The authors state that the lower score for the eyes and nose compared to random occluding for layer 5 features show the model does establish some degree of correspondence. However, these values are still comparable for layer 7. A possible explanation is provided below.
5. Experiments
The authors experiment with the original AlexNet architecture and their modified one on the ImageNet dataset. Their architecture, when combined with multiple models, achieved the best published performance on ImageNet and became the SOTA of that time.
The authors then experiment by removing layer from their model. Removing the fully connected layers gave a slight increase in slight which is surprising since they contain the majority of the model parameters. They also state that removing two of the middle convolutional layers also makes a relatively small difference to the error rate. However, removing both of these leads to a model with only 4 layers which performs a lot worse. The authors then conclude that the overall depth of the model is important for obtaining good performance. However, it can be the case that more parameters would be required for their 4 layer model. What if the model was more wider than deep? What if more filters were used?
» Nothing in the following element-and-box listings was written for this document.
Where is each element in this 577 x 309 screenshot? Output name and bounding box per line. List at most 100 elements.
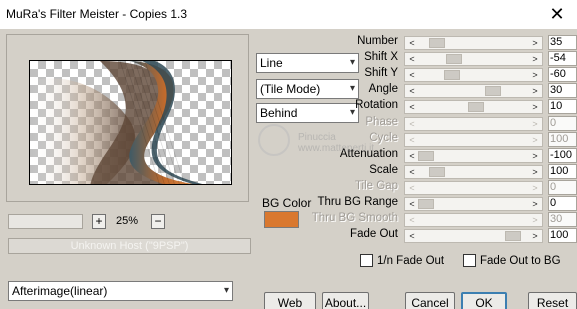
chevron-right-icon[interactable]: >: [528, 229, 542, 243]
ok-button[interactable]: OK: [461, 292, 507, 309]
param-slider-cycle[interactable]: < >: [404, 132, 543, 147]
param-slider-rotation[interactable]: < >: [404, 100, 543, 115]
bg-color-swatch[interactable]: [264, 211, 299, 228]
slider-track[interactable]: [418, 38, 529, 48]
slider-thumb[interactable]: [505, 231, 522, 242]
chevron-right-icon[interactable]: >: [528, 117, 542, 131]
chevron-left-icon[interactable]: <: [405, 181, 419, 195]
chevron-left-icon[interactable]: <: [405, 84, 419, 98]
slider-track[interactable]: [418, 86, 529, 97]
chevron-right-icon[interactable]: >: [528, 133, 542, 147]
param-label-shift-y: Shift Y: [364, 67, 398, 80]
tile-mode-select[interactable]: (Tile Mode) ▾: [256, 79, 359, 99]
param-slider-shift-x[interactable]: < >: [404, 52, 543, 67]
param-slider-scale[interactable]: < >: [404, 164, 543, 179]
chevron-right-icon[interactable]: >: [528, 213, 542, 227]
slider-thumb[interactable]: [485, 86, 502, 97]
slider-track[interactable]: [418, 135, 529, 145]
chevron-right-icon[interactable]: >: [528, 181, 542, 195]
fade-to-bg-checkbox[interactable]: Fade Out to BG: [463, 254, 561, 267]
slider-track[interactable]: [418, 199, 529, 209]
param-value-thru-bg-smooth[interactable]: 30: [548, 212, 577, 228]
param-value-shift-y[interactable]: -60: [548, 67, 577, 83]
reset-button[interactable]: Reset: [528, 292, 577, 309]
slider-thumb[interactable]: [445, 54, 462, 65]
chevron-right-icon[interactable]: >: [528, 165, 542, 179]
chevron-left-icon[interactable]: <: [405, 68, 419, 82]
param-value-cycle[interactable]: 100: [548, 131, 577, 147]
chevron-left-icon[interactable]: <: [405, 197, 419, 211]
param-value-angle[interactable]: 30: [548, 83, 577, 99]
param-value-phase[interactable]: 0: [548, 115, 577, 131]
param-value-tile-gap[interactable]: 0: [548, 179, 577, 195]
zoom-in-button[interactable]: +: [92, 214, 106, 229]
chevron-left-icon[interactable]: <: [405, 52, 419, 66]
chevron-right-icon[interactable]: >: [528, 52, 542, 66]
chevron-right-icon[interactable]: >: [528, 84, 542, 98]
slider-track[interactable]: [418, 70, 529, 81]
chevron-left-icon[interactable]: <: [405, 213, 419, 227]
chevron-left-icon[interactable]: <: [405, 36, 419, 50]
slider-thumb[interactable]: [468, 102, 485, 113]
chevron-right-icon[interactable]: >: [528, 149, 542, 163]
param-slider-thru-bg-range[interactable]: < >: [404, 197, 543, 211]
checkbox-box[interactable]: [360, 254, 373, 267]
slider-track[interactable]: [418, 231, 529, 242]
order-select[interactable]: Behind ▾: [256, 103, 359, 123]
param-value-shift-x[interactable]: -54: [548, 51, 577, 67]
chevron-left-icon[interactable]: <: [405, 149, 419, 163]
preview-canvas[interactable]: [29, 60, 232, 185]
chevron-left-icon[interactable]: <: [405, 229, 419, 243]
fade-1n-checkbox[interactable]: 1/n Fade Out: [360, 254, 444, 267]
param-value-fade-out[interactable]: 100: [548, 228, 577, 244]
chevron-left-icon[interactable]: <: [405, 117, 419, 131]
blend-select[interactable]: Afterimage(linear) ▾: [8, 281, 233, 301]
chevron-left-icon[interactable]: <: [405, 133, 419, 147]
param-value-rotation[interactable]: 10: [548, 99, 577, 115]
zoom-scrollbar[interactable]: [8, 214, 83, 229]
param-slider-tile-gap[interactable]: < >: [404, 180, 543, 195]
param-slider-thru-bg-smooth[interactable]: < >: [404, 213, 543, 228]
param-slider-attenuation[interactable]: < >: [404, 148, 543, 163]
param-slider-fade-out[interactable]: < >: [404, 229, 543, 244]
slider-thumb[interactable]: [429, 38, 446, 48]
slider-track[interactable]: [418, 166, 529, 177]
watermark-logo-icon: [258, 124, 290, 156]
param-slider-phase[interactable]: < >: [404, 116, 543, 131]
zoom-level: 25%: [116, 215, 139, 227]
slider-track[interactable]: [418, 150, 529, 161]
chevron-right-icon[interactable]: >: [528, 36, 542, 50]
param-value-scale[interactable]: 100: [548, 163, 577, 179]
cancel-button[interactable]: Cancel: [405, 292, 455, 309]
chevron-down-icon: ▾: [349, 83, 355, 94]
chevron-left-icon[interactable]: <: [405, 100, 419, 114]
slider-thumb[interactable]: [443, 70, 460, 81]
slider-thumb[interactable]: [429, 166, 446, 177]
chevron-right-icon[interactable]: >: [528, 100, 542, 114]
slider-track[interactable]: [418, 102, 529, 113]
checkbox-box[interactable]: [463, 254, 476, 267]
param-label-rotation: Rotation: [355, 99, 398, 112]
zoom-out-button[interactable]: −: [151, 214, 165, 229]
param-slider-angle[interactable]: < >: [404, 84, 543, 99]
web-button[interactable]: Web: [264, 292, 316, 309]
param-value-thru-bg-range[interactable]: 0: [548, 196, 577, 211]
slider-track[interactable]: [418, 54, 529, 65]
chevron-right-icon[interactable]: >: [528, 197, 542, 211]
chevron-left-icon[interactable]: <: [405, 165, 419, 179]
slider-thumb[interactable]: [418, 199, 434, 209]
slider-track[interactable]: [418, 215, 529, 225]
chevron-right-icon[interactable]: >: [528, 68, 542, 82]
param-label-phase: Phase: [365, 115, 398, 128]
about-button[interactable]: About...: [322, 292, 369, 309]
param-slider-shift-y[interactable]: < >: [404, 68, 543, 83]
slider-thumb[interactable]: [418, 150, 434, 161]
param-value-attenuation[interactable]: -100: [548, 147, 577, 163]
param-value-number[interactable]: 35: [548, 35, 577, 50]
slider-track[interactable]: [418, 183, 529, 193]
mode-select[interactable]: Line ▾: [256, 53, 359, 73]
close-icon[interactable]: ✕: [542, 3, 572, 25]
slider-track[interactable]: [418, 119, 529, 129]
title-bar: MuRa's Filter Meister - Copies 1.3 ✕: [0, 0, 577, 29]
param-slider-number[interactable]: < >: [404, 36, 543, 50]
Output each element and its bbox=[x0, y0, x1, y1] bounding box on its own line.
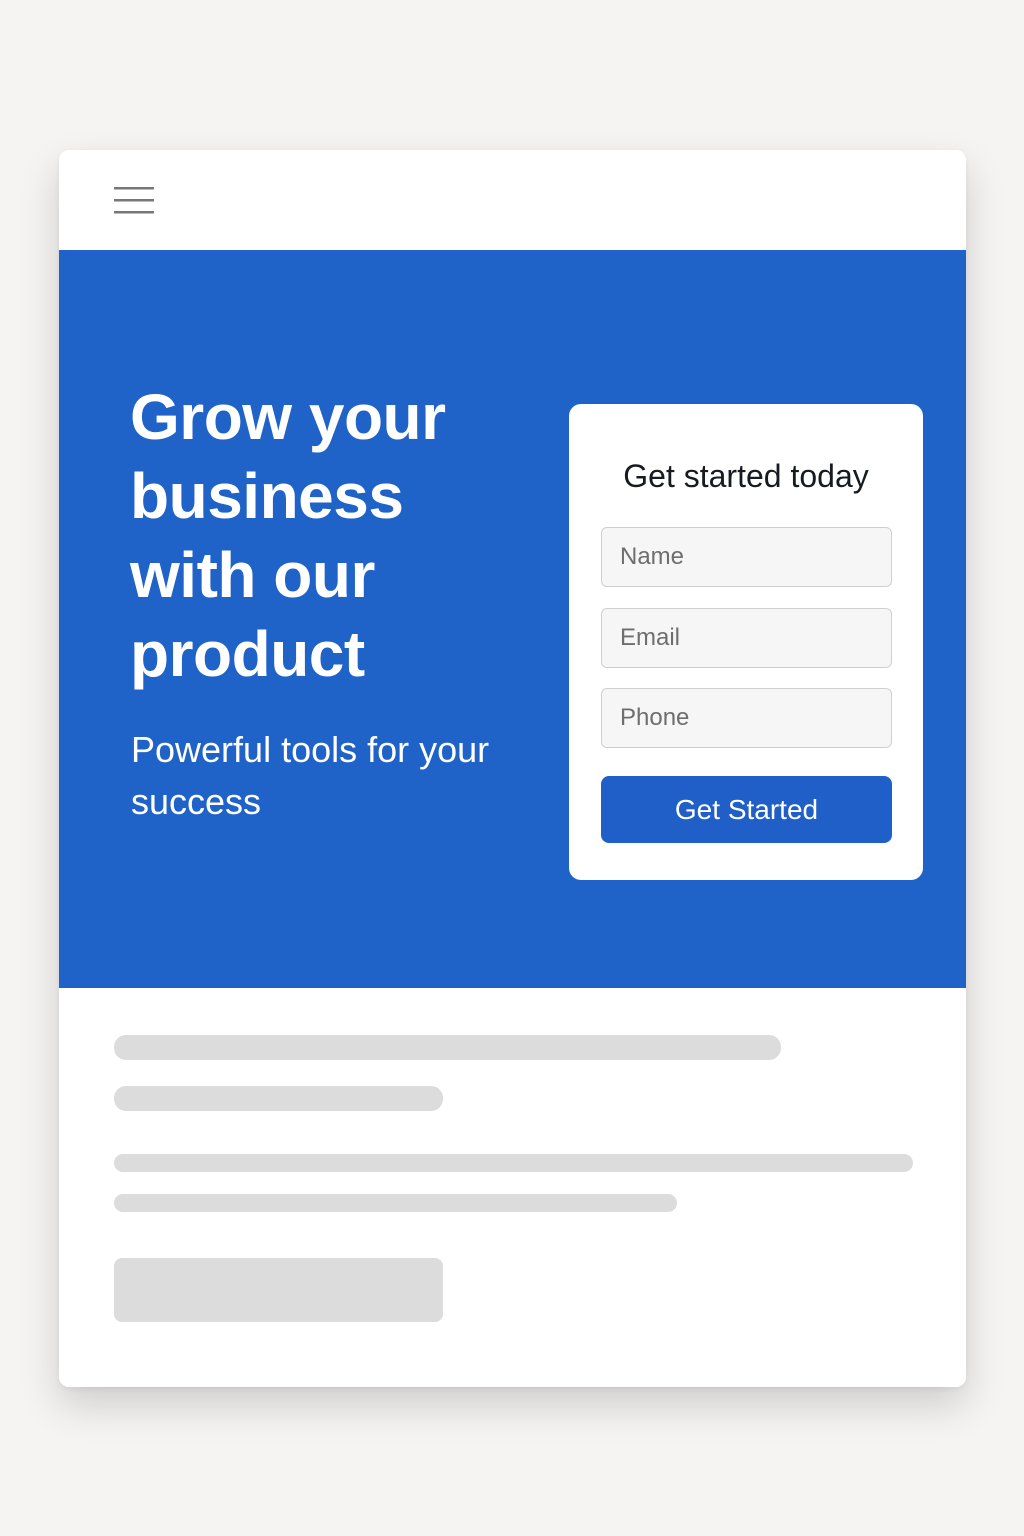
top-navigation-bar bbox=[59, 150, 966, 250]
skeleton-subheading-line bbox=[114, 1086, 443, 1111]
get-started-button[interactable]: Get Started bbox=[601, 776, 892, 843]
hero-title: Grow your business with our product bbox=[130, 381, 446, 690]
signup-form-card: Get started today Get Started bbox=[569, 404, 923, 880]
phone-input[interactable] bbox=[601, 688, 892, 748]
landing-page-window: Grow your business with our product Powe… bbox=[59, 150, 966, 1387]
hamburger-menu-icon bbox=[114, 187, 154, 214]
skeleton-text-line bbox=[114, 1154, 913, 1172]
hero-section: Grow your business with our product Powe… bbox=[59, 250, 966, 988]
skeleton-button bbox=[114, 1258, 443, 1322]
name-input[interactable] bbox=[601, 527, 892, 587]
menu-button[interactable] bbox=[109, 180, 159, 222]
content-section bbox=[59, 988, 966, 1387]
skeleton-heading-line bbox=[114, 1035, 781, 1060]
email-input[interactable] bbox=[601, 608, 892, 668]
hero-subtitle: Powerful tools for your success bbox=[131, 729, 490, 822]
signup-form-title: Get started today bbox=[623, 458, 869, 494]
skeleton-text-line bbox=[114, 1194, 677, 1212]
The authors then showcase the ability of their model to act as a feature extractor. They keep the model parameters frozen and train a softmax classifier on top using a different dataset (Caltech-101 and Caltech-256). This approach is compared to methods which utilize hand-crafted features. Their approach performs exceedingly well on both these datasets. They even experiment with the “one-shot” learning paradigm using just 6 Caltech-256 images per class to achieve comparable performance with methods that use 10 times as many images. These experiments showcase the power of the ImageNet trained feature extractor.
They perform the same experiment with PASCAL 2012. However, they achieve a performance lower than the leading method with the reason being stated that PASCAL images can contain multiple objects and their model just provides a single prediction which may hamper the feature extraction.
In another insightful experiment, the authors vary the number of layer retrained from the model and place a linear SVM classifier on top. For both Caltech-101 and Caltech-256, they achieve a steady improvement in performance as they ascend the layers indicating that as the feature hierarchies become deeper, the model learns increasingly powerful features.
6. Discussion
The authors present a novel way to visualize activations within the model and how these visualizations can be used to debug problems with the model to obtain better results. They perform several ablations studies which reveal insights regarding feature correspondence and invariance. The authors also show how the ImageNet trained model generalizes well to other datasets and successfully demonstrated one of the first examples of transfer learning.
7. Final Words
The paper is quite well-written and easy to follow. The several visualizations, although quite overwhelming, well supplement the reading.
8. References
Zeiler, Matthew D., and Rob Fergus. Computer Vision–ECCV 2014: 13th European Conference, Zurich, Switzerland, September 6–12, 2014, Proceedings, Part I 13. Springer International Publishing, 2014.